ラスベガスで9月、同じランサムウェア(身代金要求型マルウェア)によって立て続けに2件のカジノでのサイバー攻撃被害が発生した。被害に遭ったうち一方のカジノは身代金の支払いを拒否したが、もう一方のカジノは1500万ドル(およそ22億円)もの身代金を支払って解決を試みている。

身代金を支払ったほうのカジノは、運転免許証や社会保障番号などのデータが盗まれたことによる被害を最小限に抑えるために、身代金の支払いに応じたと述べている。ただし、今回のサイバー攻撃被害が会社の収益に重大な影響を与えないとしているものの、盗まれたデータの安全は保証できないとも述べている。かたや、身代金の支払いを拒否し自力での復旧を試みたほうのカジノでは、10日間のシステム停止によってカジノやホテル、レストランなどの営業に影響した。損害額は1日あたりの収益の10%〜20%に相当すると報告しており、推定8,000万ドルから1億6,000万ドル(およそ120億円から240億円)にもおよぶと見られている。

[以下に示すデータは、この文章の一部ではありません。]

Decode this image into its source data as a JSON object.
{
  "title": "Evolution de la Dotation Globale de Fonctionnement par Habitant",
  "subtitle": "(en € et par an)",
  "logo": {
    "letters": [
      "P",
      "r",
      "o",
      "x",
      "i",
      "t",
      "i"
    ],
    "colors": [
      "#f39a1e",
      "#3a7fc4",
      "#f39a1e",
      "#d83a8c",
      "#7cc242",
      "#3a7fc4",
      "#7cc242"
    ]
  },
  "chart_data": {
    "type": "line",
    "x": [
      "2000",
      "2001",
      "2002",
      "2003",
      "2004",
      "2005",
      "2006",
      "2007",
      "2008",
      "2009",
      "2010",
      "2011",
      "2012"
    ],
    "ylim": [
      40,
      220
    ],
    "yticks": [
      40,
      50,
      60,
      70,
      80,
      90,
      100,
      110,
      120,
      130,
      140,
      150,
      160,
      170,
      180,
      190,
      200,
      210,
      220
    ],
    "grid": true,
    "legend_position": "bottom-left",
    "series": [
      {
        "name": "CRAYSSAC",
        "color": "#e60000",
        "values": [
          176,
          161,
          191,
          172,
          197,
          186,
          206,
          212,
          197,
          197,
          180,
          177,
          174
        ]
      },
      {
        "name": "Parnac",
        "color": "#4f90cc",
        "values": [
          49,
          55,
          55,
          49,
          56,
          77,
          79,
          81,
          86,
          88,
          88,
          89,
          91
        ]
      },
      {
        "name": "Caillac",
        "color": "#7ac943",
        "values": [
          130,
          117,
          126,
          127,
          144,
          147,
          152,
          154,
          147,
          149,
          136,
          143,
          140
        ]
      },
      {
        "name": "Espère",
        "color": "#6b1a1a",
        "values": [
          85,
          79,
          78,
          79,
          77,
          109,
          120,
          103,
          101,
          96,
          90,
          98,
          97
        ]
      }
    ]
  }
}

多くの人にとってカジノと言えば、物理的にも強固なセキュリティが備わった施設といったイメージはあるだろう。「オーシャンズ11」など多くの映画でも、難攻不落の要塞のようなカジノから現金や金塊などを盗み出す強盗たちの試行錯誤が描かれている。 ところが今回は、易々とサイバー攻撃が成功してしまったのだ。10代のメンバーも所属していると考えられているこのサイバー犯罪グループは、SNS(ソーシャルメディア)と電話によって、1500万ドル(およそ22億円)を手に入れることに成功した。まさしくジャックポット(カジノで大当たりすること)だ。

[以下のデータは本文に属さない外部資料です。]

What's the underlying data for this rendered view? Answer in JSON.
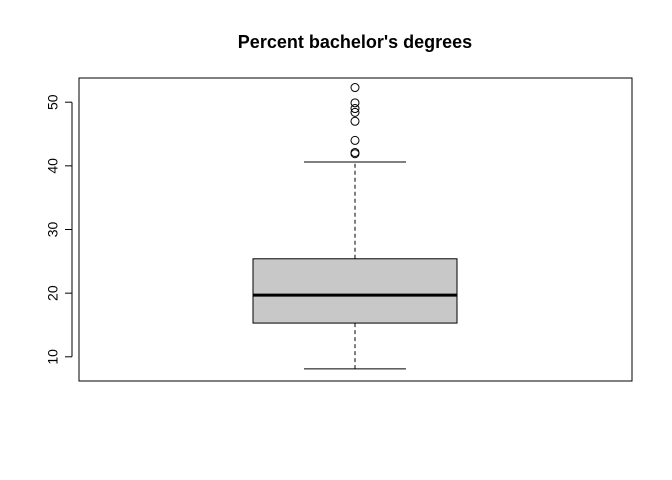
{
  "chart_data": {
    "type": "boxplot",
    "title": "Percent bachelor's degrees",
    "xlabel": "",
    "ylabel": "",
    "ylim": [
      6.2,
      53.8
    ],
    "yticks": [
      10,
      20,
      30,
      40,
      50
    ],
    "ytick_labels": [
      "10",
      "20",
      "30",
      "40",
      "50"
    ],
    "grid": false,
    "box": {
      "whisker_low": 8.1,
      "q1": 15.3,
      "median": 19.7,
      "q3": 25.4,
      "whisker_high": 40.6,
      "fill": "#c8c8c8"
    },
    "outliers": [
      41.9,
      42.1,
      44.0,
      47.0,
      48.4,
      49.0,
      49.9,
      52.3
    ]
  }
}
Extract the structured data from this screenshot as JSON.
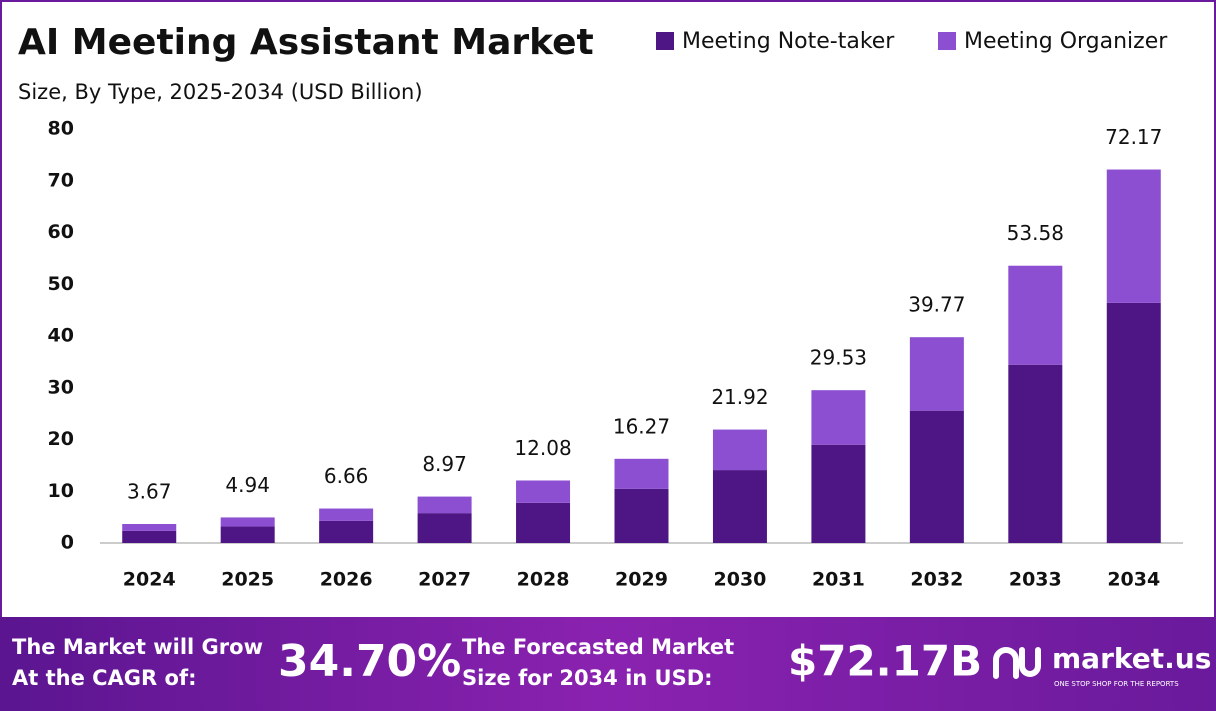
{
  "chart_data": {
    "type": "stacked_bar",
    "title": "AI Meeting Assistant Market",
    "subtitle": "Size, By Type, 2025-2034 (USD Billion)",
    "categories": [
      "2024",
      "2025",
      "2026",
      "2027",
      "2028",
      "2029",
      "2030",
      "2031",
      "2032",
      "2033",
      "2034"
    ],
    "series": [
      {
        "name": "Meeting Note-taker",
        "color": "#4e1585",
        "values": [
          2.36,
          3.18,
          4.28,
          5.77,
          7.77,
          10.46,
          14.09,
          18.99,
          25.57,
          34.45,
          46.4
        ]
      },
      {
        "name": "Meeting Organizer",
        "color": "#8c4fd1",
        "values": [
          1.31,
          1.76,
          2.38,
          3.2,
          4.31,
          5.81,
          7.83,
          10.54,
          14.2,
          19.13,
          25.77
        ]
      }
    ],
    "totals": [
      3.67,
      4.94,
      6.66,
      8.97,
      12.08,
      16.27,
      21.92,
      29.53,
      39.77,
      53.58,
      72.17
    ],
    "ylim": [
      0,
      80
    ],
    "yticks": [
      0,
      10,
      20,
      30,
      40,
      50,
      60,
      70,
      80
    ],
    "grid": false,
    "legend": "top-right"
  },
  "footer": {
    "cagr_text": [
      "The Market will Grow",
      "At the CAGR of:"
    ],
    "cagr_value": "34.70%",
    "forecast_text": [
      "The Forecasted Market",
      "Size for 2034 in USD:"
    ],
    "forecast_value": "$72.17B",
    "brand": "market.us",
    "tagline": "ONE STOP SHOP FOR THE REPORTS"
  }
}
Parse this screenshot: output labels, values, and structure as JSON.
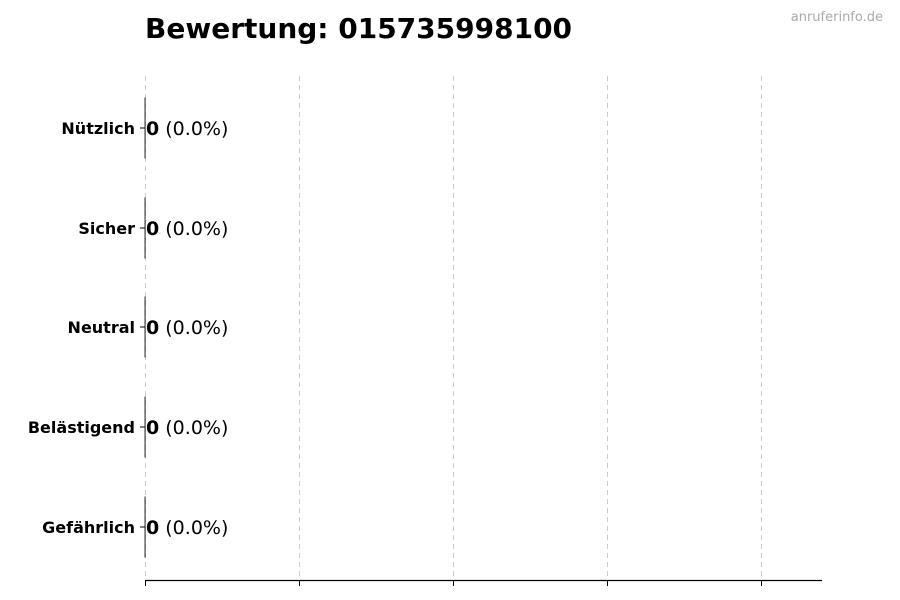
{
  "chart_data": {
    "type": "bar",
    "orientation": "horizontal",
    "title": "Bewertung: 015735998100",
    "categories": [
      "Nützlich",
      "Sicher",
      "Neutral",
      "Belästigend",
      "Gefährlich"
    ],
    "values": [
      0,
      0,
      0,
      0,
      0
    ],
    "value_labels": [
      "0",
      "0",
      "0",
      "0",
      "0"
    ],
    "percent_labels": [
      "(0.0%)",
      "(0.0%)",
      "(0.0%)",
      "(0.0%)",
      "(0.0%)"
    ],
    "grid": "x, dashed",
    "xlabel": "",
    "ylabel": "",
    "bar_edge_color": "#333333"
  },
  "watermark": "anruferinfo.de"
}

このグループがまずやったこと。それは、SNSの一つであるLinkedinで、カジノの従業員を探し、情報収集するところから始まった。そして次に、調べたカジノの従業員になりすまして、カジノのITサポートに電話。カジノのシステムにログインできないと偽り、任意のパスワードを新たに設定するためのパスワードリセットをITサポートに依頼。もちろん、ITサポートは従業員本人からの連絡であることを確かめるために本人確認の質問をしたが、質問はなんと氏名・従業員番号・生年月日のみ。ここで事前にLinkedinで調べておいたこれらの情報を伝えることでなりすましに成功。そして、パスワードリセットの依頼に成功し、自身で設定した新しいパスワードでシステムへの侵入を成功させている。

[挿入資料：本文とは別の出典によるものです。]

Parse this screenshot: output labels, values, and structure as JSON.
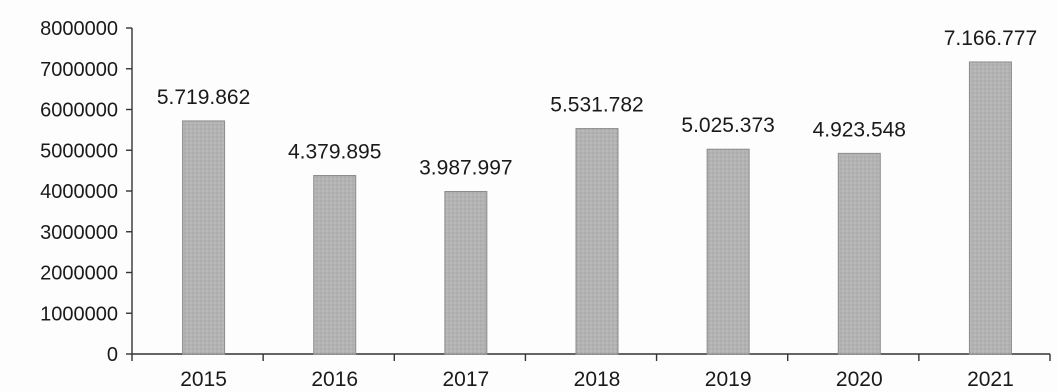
{
  "chart_data": {
    "type": "bar",
    "title": "",
    "xlabel": "",
    "ylabel": "",
    "categories": [
      "2015",
      "2016",
      "2017",
      "2018",
      "2019",
      "2020",
      "2021"
    ],
    "values": [
      5719862,
      4379895,
      3987997,
      5531782,
      5025373,
      4923548,
      7166777
    ],
    "data_labels": [
      "5.719.862",
      "4.379.895",
      "3.987.997",
      "5.531.782",
      "5.025.373",
      "4.923.548",
      "7.166.777"
    ],
    "ylim": [
      0,
      8000000
    ],
    "yticks": [
      0,
      1000000,
      2000000,
      3000000,
      4000000,
      5000000,
      6000000,
      7000000,
      8000000
    ],
    "ytick_labels": [
      "0",
      "1000000",
      "2000000",
      "3000000",
      "4000000",
      "5000000",
      "6000000",
      "7000000",
      "8000000"
    ],
    "grid": false,
    "legend": "none",
    "colors": {
      "bar_fill": "#b3b3b3",
      "axis": "#333333",
      "text": "#1a1a1a",
      "background": "#fdfdfd"
    }
  }
}
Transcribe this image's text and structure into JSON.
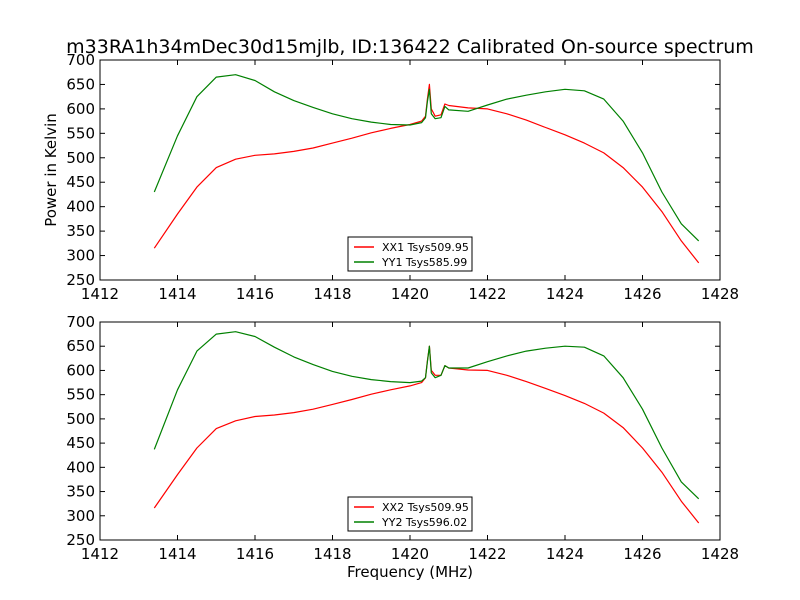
{
  "title": "m33RA1h34mDec30d15mjlb, ID:136422 Calibrated On-source spectrum",
  "colors": {
    "xx": "#ff0000",
    "yy": "#008000",
    "frame": "#000000"
  },
  "chart_data": [
    {
      "type": "line",
      "ylabel": "Power in Kelvin",
      "xlabel": "",
      "xlim": [
        1412,
        1428
      ],
      "ylim": [
        250,
        700
      ],
      "xticks": [
        1412,
        1414,
        1416,
        1418,
        1420,
        1422,
        1424,
        1426,
        1428
      ],
      "yticks": [
        250,
        300,
        350,
        400,
        450,
        500,
        550,
        600,
        650,
        700
      ],
      "legend_placement": "lower-center",
      "series": [
        {
          "name": "XX1 Tsys509.95",
          "color": "#ff0000",
          "x": [
            1413.4,
            1414.0,
            1414.5,
            1415.0,
            1415.5,
            1416.0,
            1416.5,
            1417.0,
            1417.5,
            1418.0,
            1418.5,
            1419.0,
            1419.5,
            1420.0,
            1420.3,
            1420.4,
            1420.45,
            1420.5,
            1420.55,
            1420.65,
            1420.8,
            1420.9,
            1421.0,
            1421.5,
            1422.0,
            1422.5,
            1423.0,
            1423.5,
            1424.0,
            1424.5,
            1425.0,
            1425.5,
            1426.0,
            1426.5,
            1427.0,
            1427.45
          ],
          "values": [
            315,
            385,
            440,
            480,
            497,
            505,
            508,
            513,
            520,
            530,
            540,
            551,
            560,
            568,
            575,
            585,
            620,
            650,
            600,
            585,
            588,
            610,
            607,
            602,
            600,
            590,
            577,
            562,
            547,
            530,
            510,
            480,
            440,
            390,
            330,
            285
          ]
        },
        {
          "name": "YY1 Tsys585.99",
          "color": "#008000",
          "x": [
            1413.4,
            1414.0,
            1414.5,
            1415.0,
            1415.5,
            1416.0,
            1416.5,
            1417.0,
            1417.5,
            1418.0,
            1418.5,
            1419.0,
            1419.5,
            1420.0,
            1420.3,
            1420.4,
            1420.45,
            1420.5,
            1420.55,
            1420.65,
            1420.8,
            1420.9,
            1421.0,
            1421.5,
            1422.0,
            1422.5,
            1423.0,
            1423.5,
            1424.0,
            1424.5,
            1425.0,
            1425.5,
            1426.0,
            1426.5,
            1427.0,
            1427.45
          ],
          "values": [
            430,
            545,
            625,
            665,
            670,
            658,
            635,
            617,
            603,
            590,
            580,
            573,
            568,
            567,
            572,
            582,
            615,
            640,
            590,
            580,
            582,
            605,
            598,
            595,
            608,
            620,
            628,
            635,
            640,
            637,
            620,
            575,
            510,
            430,
            365,
            330
          ]
        }
      ]
    },
    {
      "type": "line",
      "ylabel": "",
      "xlabel": "Frequency (MHz)",
      "xlim": [
        1412,
        1428
      ],
      "ylim": [
        250,
        700
      ],
      "xticks": [
        1412,
        1414,
        1416,
        1418,
        1420,
        1422,
        1424,
        1426,
        1428
      ],
      "yticks": [
        250,
        300,
        350,
        400,
        450,
        500,
        550,
        600,
        650,
        700
      ],
      "legend_placement": "lower-center",
      "series": [
        {
          "name": "XX2 Tsys509.95",
          "color": "#ff0000",
          "x": [
            1413.4,
            1414.0,
            1414.5,
            1415.0,
            1415.5,
            1416.0,
            1416.5,
            1417.0,
            1417.5,
            1418.0,
            1418.5,
            1419.0,
            1419.5,
            1420.0,
            1420.3,
            1420.4,
            1420.45,
            1420.5,
            1420.55,
            1420.65,
            1420.8,
            1420.9,
            1421.0,
            1421.5,
            1422.0,
            1422.5,
            1423.0,
            1423.5,
            1424.0,
            1424.5,
            1425.0,
            1425.5,
            1426.0,
            1426.5,
            1427.0,
            1427.45
          ],
          "values": [
            316,
            385,
            440,
            480,
            496,
            505,
            508,
            513,
            520,
            530,
            540,
            551,
            560,
            568,
            575,
            585,
            620,
            650,
            600,
            590,
            590,
            610,
            605,
            601,
            600,
            590,
            577,
            563,
            548,
            532,
            512,
            482,
            440,
            390,
            330,
            285
          ]
        },
        {
          "name": "YY2 Tsys596.02",
          "color": "#008000",
          "x": [
            1413.4,
            1414.0,
            1414.5,
            1415.0,
            1415.5,
            1416.0,
            1416.5,
            1417.0,
            1417.5,
            1418.0,
            1418.5,
            1419.0,
            1419.5,
            1420.0,
            1420.3,
            1420.4,
            1420.45,
            1420.5,
            1420.55,
            1420.65,
            1420.8,
            1420.9,
            1421.0,
            1421.5,
            1422.0,
            1422.5,
            1423.0,
            1423.5,
            1424.0,
            1424.5,
            1425.0,
            1425.5,
            1426.0,
            1426.5,
            1427.0,
            1427.45
          ],
          "values": [
            437,
            560,
            640,
            675,
            680,
            670,
            648,
            628,
            612,
            598,
            588,
            581,
            577,
            575,
            578,
            585,
            618,
            650,
            595,
            585,
            590,
            610,
            605,
            605,
            618,
            630,
            640,
            646,
            650,
            648,
            630,
            585,
            520,
            440,
            370,
            335
          ]
        }
      ]
    }
  ]
}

この時にMFA(多要素認証)が導入されていれば、誰かが自分のパスワードをリセットしようとしていることに、なりすまされた本人も気が付けたのかもしれない。ソーシャルメディアでの職場情報の公開や簡単な本人確認プロセス、MFAの不備などたくさんの教訓が詰まったケースではある。映画に描かれるカジノのほうがもう少し難しいことをやっているかもしれない。